Когда пришло время выписываться, Роза Моисеевна забрала его к себе домой. «До полного выздоровления», – объяснила она мужу. На месте операции образовалась впадина, ямка, затянутая розовой кожей, но до полного выздоровления было еще далеко. Где-то с месяц предстояло передвигаться на костылях, не наступая на ногу. Дом у Розенблатов был свой, собственный, оставшийся Розе Моисеевне в наследство от родителей, людей по меркам того времени достаточно обеспеченных: ее отец был искусным ювелиром, мать не менее искусной парикмахершей. У Вити таяло сердце и кругом шла голова от черного лакированного пианино, резных подсвечников, больших картин в золоченых рамах, хрустальных бокалов за стеклом серванта, теплого туалета с унитазом. Более всего на свете ему хотелось никогда не покидать этот дом, раствориться в любви и заботе мамы Розы, пить куриный бульон с гренками, а чай с медовой темно-коричневой коврижкой и видеть перед собой ее теплое лошадиное лицо.

Витя попросил альбом с фотографиями. Роза Моисеевна с готовностью его принесла, альбом был большим, увесистым. Витя слушал ее рассказы: это мои папа с мамой, это – Арона Марковича, это двоюродные сестры и братья, это тети… Вите было скучно смотреть на незнакомые лица и слушать их истории, но он изображал живейший интерес, время от времени вставляя – какое интересное лицо, какая красавица. Задержавшись взглядом на снимке, где Арон и Роза были совсем молодыми, подумал про себя: «Как он мог на ней жениться? Она и тогда была совсем некрасивой, – и решил: – наверное, по расчету.

– А вот уже родился Левушка.

Роза Моисеевна взяла в руки фотографию.

– Это он со своей няней, Авдотьей Никитичной. И расплакалась.

– Мама Роза! – Витя приподнялся, обнял ее. – Давайте я один досмотрю. Вам тяжело. Идите лучше полежите.
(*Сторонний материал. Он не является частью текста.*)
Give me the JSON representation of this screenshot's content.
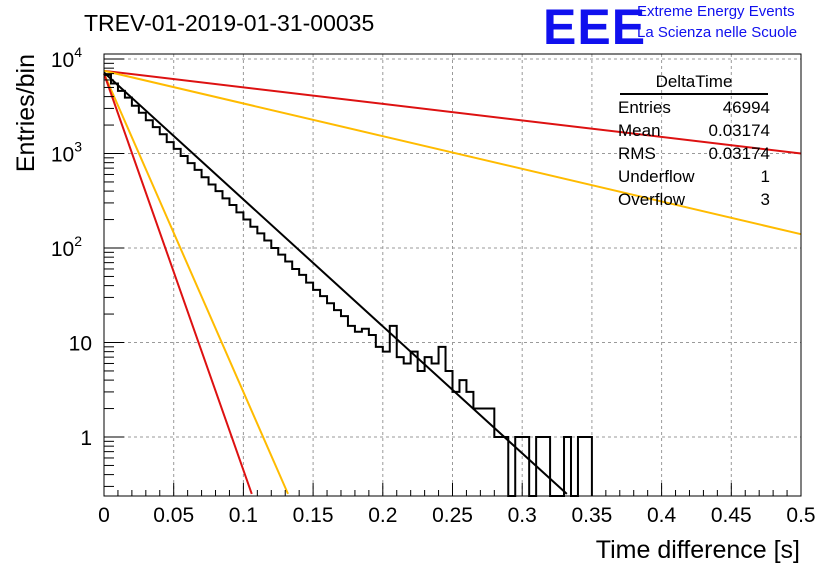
{
  "chart_data": {
    "type": "histogram",
    "title": "TREV-01-2019-01-31-00035",
    "xlabel": "Time difference [s]",
    "ylabel": "Entries/bin",
    "xlim": [
      0,
      0.5
    ],
    "ylim": [
      0.25,
      12000
    ],
    "yscale": "log",
    "grid": true,
    "legend": "none",
    "x_ticks": [
      "0",
      "0.05",
      "0.1",
      "0.15",
      "0.2",
      "0.25",
      "0.3",
      "0.35",
      "0.4",
      "0.45",
      "0.5"
    ],
    "y_ticks": [
      {
        "value": 1,
        "base": "1",
        "exp": ""
      },
      {
        "value": 10,
        "base": "10",
        "exp": ""
      },
      {
        "value": 100,
        "base": "10",
        "exp": "2"
      },
      {
        "value": 1000,
        "base": "10",
        "exp": "3"
      },
      {
        "value": 10000,
        "base": "10",
        "exp": "4"
      }
    ],
    "histogram": {
      "color": "#000000",
      "bin_width": 0.005,
      "bins": [
        [
          0.0,
          6800
        ],
        [
          0.005,
          5500
        ],
        [
          0.01,
          4600
        ],
        [
          0.015,
          3900
        ],
        [
          0.02,
          3200
        ],
        [
          0.025,
          2700
        ],
        [
          0.03,
          2250
        ],
        [
          0.035,
          1900
        ],
        [
          0.04,
          1600
        ],
        [
          0.045,
          1320
        ],
        [
          0.05,
          1120
        ],
        [
          0.055,
          940
        ],
        [
          0.06,
          790
        ],
        [
          0.065,
          670
        ],
        [
          0.07,
          560
        ],
        [
          0.075,
          470
        ],
        [
          0.08,
          400
        ],
        [
          0.085,
          335
        ],
        [
          0.09,
          285
        ],
        [
          0.095,
          238
        ],
        [
          0.1,
          200
        ],
        [
          0.105,
          168
        ],
        [
          0.11,
          143
        ],
        [
          0.115,
          120
        ],
        [
          0.12,
          100
        ],
        [
          0.125,
          85
        ],
        [
          0.13,
          72
        ],
        [
          0.135,
          60
        ],
        [
          0.14,
          52
        ],
        [
          0.145,
          43
        ],
        [
          0.15,
          36
        ],
        [
          0.155,
          31
        ],
        [
          0.16,
          26
        ],
        [
          0.165,
          22
        ],
        [
          0.17,
          19
        ],
        [
          0.175,
          15
        ],
        [
          0.18,
          13
        ],
        [
          0.185,
          14
        ],
        [
          0.19,
          12
        ],
        [
          0.195,
          9
        ],
        [
          0.2,
          8
        ],
        [
          0.205,
          15
        ],
        [
          0.21,
          7
        ],
        [
          0.215,
          6
        ],
        [
          0.22,
          8
        ],
        [
          0.225,
          5
        ],
        [
          0.23,
          7
        ],
        [
          0.235,
          6
        ],
        [
          0.24,
          9
        ],
        [
          0.245,
          5
        ],
        [
          0.25,
          3
        ],
        [
          0.255,
          4
        ],
        [
          0.26,
          3
        ],
        [
          0.265,
          2
        ],
        [
          0.27,
          2
        ],
        [
          0.275,
          2
        ],
        [
          0.28,
          1
        ],
        [
          0.285,
          1
        ],
        [
          0.29,
          0
        ],
        [
          0.295,
          1
        ],
        [
          0.3,
          1
        ],
        [
          0.305,
          0
        ],
        [
          0.31,
          1
        ],
        [
          0.315,
          1
        ],
        [
          0.32,
          0
        ],
        [
          0.325,
          0
        ],
        [
          0.33,
          1
        ],
        [
          0.335,
          0
        ],
        [
          0.34,
          1
        ],
        [
          0.345,
          1
        ]
      ]
    },
    "curves": [
      {
        "color": "#000000",
        "x0": 0,
        "y0": 7200,
        "x1": 0.332,
        "y1": 0.25
      },
      {
        "color": "#dd1111",
        "x0": 0,
        "y0": 7500,
        "x1": 0.5,
        "y1": 1000
      },
      {
        "color": "#ffbb00",
        "x0": 0,
        "y0": 7500,
        "x1": 0.5,
        "y1": 140
      },
      {
        "color": "#ffbb00",
        "x0": 0,
        "y0": 7000,
        "x1": 0.132,
        "y1": 0.25
      },
      {
        "color": "#dd1111",
        "x0": 0,
        "y0": 7000,
        "x1": 0.106,
        "y1": 0.25
      }
    ],
    "stats_box": {
      "title": "DeltaTime",
      "rows": [
        {
          "label": "Entries",
          "value": "46994"
        },
        {
          "label": "Mean",
          "value": "0.03174"
        },
        {
          "label": "RMS",
          "value": "0.03174"
        },
        {
          "label": "Underflow",
          "value": "1"
        },
        {
          "label": "Overflow",
          "value": "3"
        }
      ]
    }
  },
  "logo": {
    "text": "EEE",
    "line1": "Extreme Energy Events",
    "line2": "La Scienza nelle Scuole",
    "color": "#1010ee"
  }
}
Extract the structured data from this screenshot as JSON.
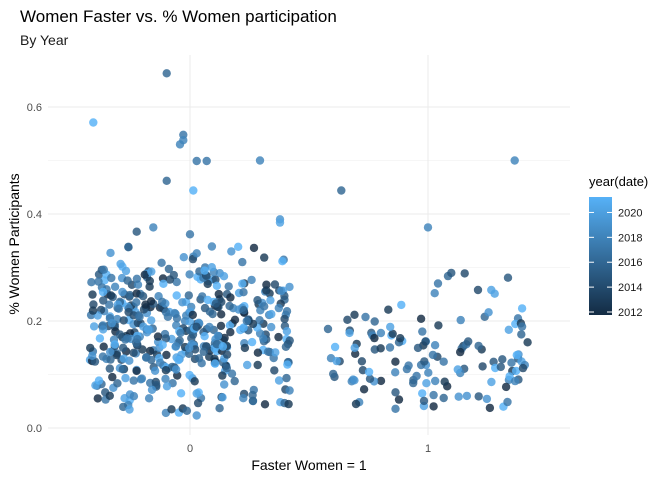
{
  "chart_data": {
    "type": "scatter",
    "title": "Women Faster vs. % Women participation",
    "subtitle": "By Year",
    "xlabel": "Faster Women = 1",
    "ylabel": "% Women Participants",
    "x_categories": [
      "0",
      "1"
    ],
    "y_ticks": [
      0.0,
      0.2,
      0.4,
      0.6
    ],
    "y_tick_labels": [
      "0.0",
      "0.2",
      "0.4",
      "0.6"
    ],
    "ylim": [
      -0.01,
      0.7
    ],
    "jitter_width": 0.3,
    "grid": true,
    "legend": {
      "title": "year(date)",
      "position": "right",
      "min": 2012,
      "max": 2021,
      "ticks": [
        2012,
        2014,
        2016,
        2018,
        2020
      ],
      "color_low": "#132B43",
      "color_high": "#56B1F7"
    },
    "points": [
      {
        "x": 0,
        "jitter": -0.07,
        "y": 0.663,
        "year": 2016
      },
      {
        "x": 0,
        "jitter": -0.29,
        "y": 0.571,
        "year": 2021
      },
      {
        "x": 0,
        "jitter": -0.02,
        "y": 0.548,
        "year": 2017
      },
      {
        "x": 0,
        "jitter": -0.02,
        "y": 0.538,
        "year": 2018
      },
      {
        "x": 0,
        "jitter": -0.03,
        "y": 0.53,
        "year": 2018
      },
      {
        "x": 0,
        "jitter": 0.02,
        "y": 0.499,
        "year": 2017
      },
      {
        "x": 0,
        "jitter": 0.05,
        "y": 0.499,
        "year": 2017
      },
      {
        "x": 0,
        "jitter": 0.21,
        "y": 0.5,
        "year": 2018
      },
      {
        "x": 0,
        "jitter": -0.07,
        "y": 0.462,
        "year": 2016
      },
      {
        "x": 0,
        "jitter": 0.01,
        "y": 0.444,
        "year": 2021
      },
      {
        "x": 0,
        "jitter": 0.27,
        "y": 0.39,
        "year": 2019
      },
      {
        "x": 0,
        "jitter": 0.27,
        "y": 0.384,
        "year": 2020
      },
      {
        "x": 0,
        "jitter": -0.11,
        "y": 0.375,
        "year": 2018
      },
      {
        "x": 0,
        "jitter": -0.16,
        "y": 0.367,
        "year": 2015
      },
      {
        "x": 0,
        "jitter": 0.0,
        "y": 0.362,
        "year": 2017
      },
      {
        "x": 1,
        "jitter": -0.26,
        "y": 0.444,
        "year": 2016
      },
      {
        "x": 1,
        "jitter": 0.26,
        "y": 0.5,
        "year": 2018
      },
      {
        "x": 1,
        "jitter": 0.0,
        "y": 0.375,
        "year": 2018
      },
      {
        "x": 1,
        "jitter": 0.06,
        "y": 0.284,
        "year": 2016
      },
      {
        "x": 1,
        "jitter": 0.07,
        "y": 0.29,
        "year": 2015
      },
      {
        "x": 1,
        "jitter": 0.11,
        "y": 0.289,
        "year": 2014
      },
      {
        "x": 1,
        "jitter": 0.24,
        "y": 0.281,
        "year": 2015
      },
      {
        "x": 1,
        "jitter": 0.03,
        "y": 0.27,
        "year": 2017
      },
      {
        "x": 1,
        "jitter": 0.15,
        "y": 0.258,
        "year": 2014
      },
      {
        "x": 1,
        "jitter": 0.19,
        "y": 0.258,
        "year": 2020
      },
      {
        "x": 1,
        "jitter": 0.2,
        "y": 0.251,
        "year": 2020
      },
      {
        "x": 1,
        "jitter": 0.02,
        "y": 0.252,
        "year": 2018
      },
      {
        "x": 1,
        "jitter": -0.08,
        "y": 0.23,
        "year": 2021
      },
      {
        "x": 1,
        "jitter": -0.16,
        "y": 0.199,
        "year": 2016
      },
      {
        "x": 1,
        "jitter": 0.27,
        "y": 0.205,
        "year": 2017
      },
      {
        "x": 1,
        "jitter": 0.28,
        "y": 0.175,
        "year": 2016
      },
      {
        "x": 1,
        "jitter": -0.17,
        "y": 0.178,
        "year": 2015
      },
      {
        "x": 1,
        "jitter": -0.3,
        "y": 0.185,
        "year": 2016
      }
    ]
  }
}
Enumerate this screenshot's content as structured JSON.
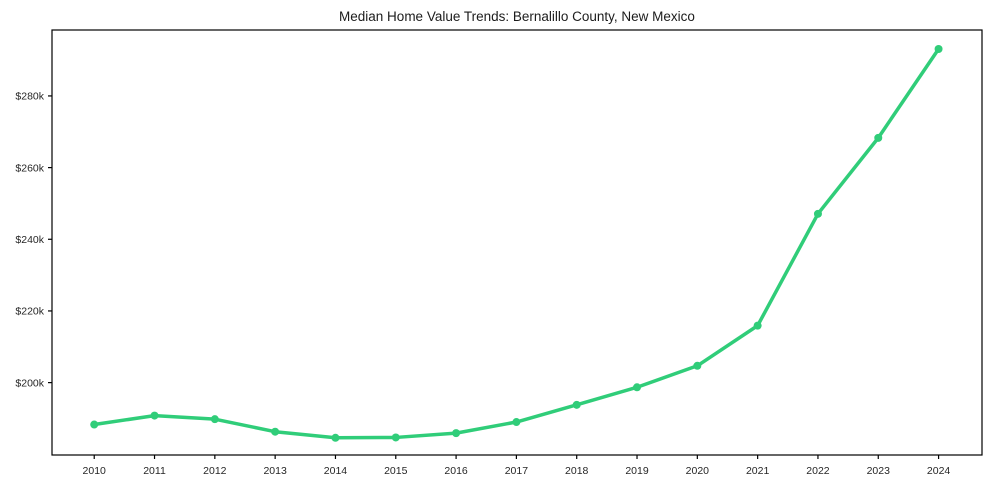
{
  "chart_data": {
    "type": "line",
    "title": "Median Home Value Trends: Bernalillo County, New Mexico",
    "x": [
      2010,
      2011,
      2012,
      2013,
      2014,
      2015,
      2016,
      2017,
      2018,
      2019,
      2020,
      2021,
      2022,
      2023,
      2024
    ],
    "x_tick_labels": [
      "2010",
      "2011",
      "2012",
      "2013",
      "2014",
      "2015",
      "2016",
      "2017",
      "2018",
      "2019",
      "2020",
      "2021",
      "2022",
      "2023",
      "2024"
    ],
    "values": [
      188300,
      190800,
      189800,
      186300,
      184600,
      184700,
      185900,
      189000,
      193800,
      198700,
      204700,
      215900,
      247100,
      268300,
      293100
    ],
    "y_ticks": [
      {
        "value": 200000,
        "label": "$200k"
      },
      {
        "value": 220000,
        "label": "$220k"
      },
      {
        "value": 240000,
        "label": "$240k"
      },
      {
        "value": 260000,
        "label": "$260k"
      },
      {
        "value": 280000,
        "label": "$280k"
      }
    ],
    "xlabel": "",
    "ylabel": "",
    "xlim": [
      2009.3,
      2024.72
    ],
    "ylim": [
      179800,
      298400
    ],
    "grid": false,
    "legend": "none",
    "line_color": "#30cd79",
    "axis_color": "#000000",
    "tick_label_color": "#262626",
    "title_color": "#1c1c1c",
    "marker": "circle"
  }
}
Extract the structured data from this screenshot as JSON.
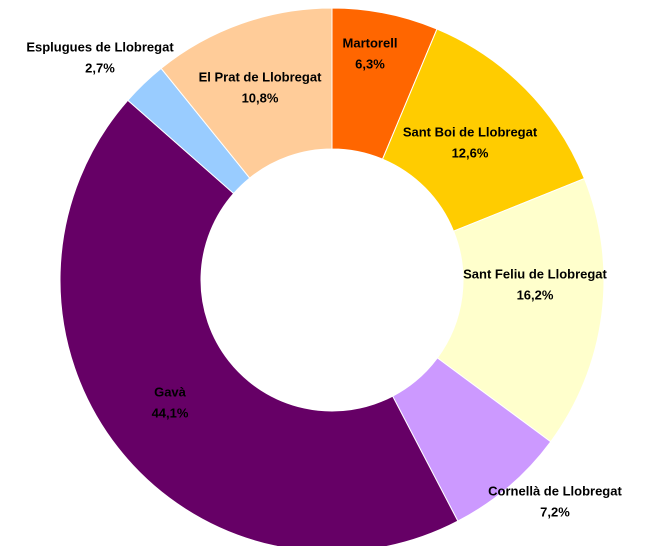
{
  "chart_data": {
    "type": "donut",
    "categories": [
      "Martorell",
      "Sant Boi de Llobregat",
      "Sant Feliu de Llobregat",
      "Cornellà de Llobregat",
      "Gavà",
      "Esplugues de Llobregat",
      "El Prat de Llobregat"
    ],
    "values": [
      6.3,
      12.6,
      16.2,
      7.2,
      44.1,
      2.7,
      10.8
    ],
    "value_labels": [
      "6,3%",
      "12,6%",
      "16,2%",
      "7,2%",
      "44,1%",
      "2,7%",
      "10,8%"
    ],
    "colors": [
      "#ff6600",
      "#ffcc00",
      "#ffffcc",
      "#cc99ff",
      "#660066",
      "#99ccff",
      "#ffcc99"
    ]
  }
}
Роза Моисеевна послушно ушла. Витя торопливо перекладывал снимки с круглолицым, толстощеким малышом. Он попросил альбом из-за Левушки, но ему нужен был Левушка постарше, поближе к его возрасту. Эти снимки он изучал внимательно и подолгу, запоминая улыбку, взгляд, мимику, которые успел запечатлеть фотограф. Он заметил, что когда Левушка смеется, то чуть склоняет голову к левому плечу. Кудрявые волосы не ложатся чубчиком на лоб, а зачесаны назад, открывая высокий лоб. Теперь Витя знал, что станет на него еще больше похожим – дар художника сродни дару физиономиста – и сделает все, чтобы остаться в этом доме.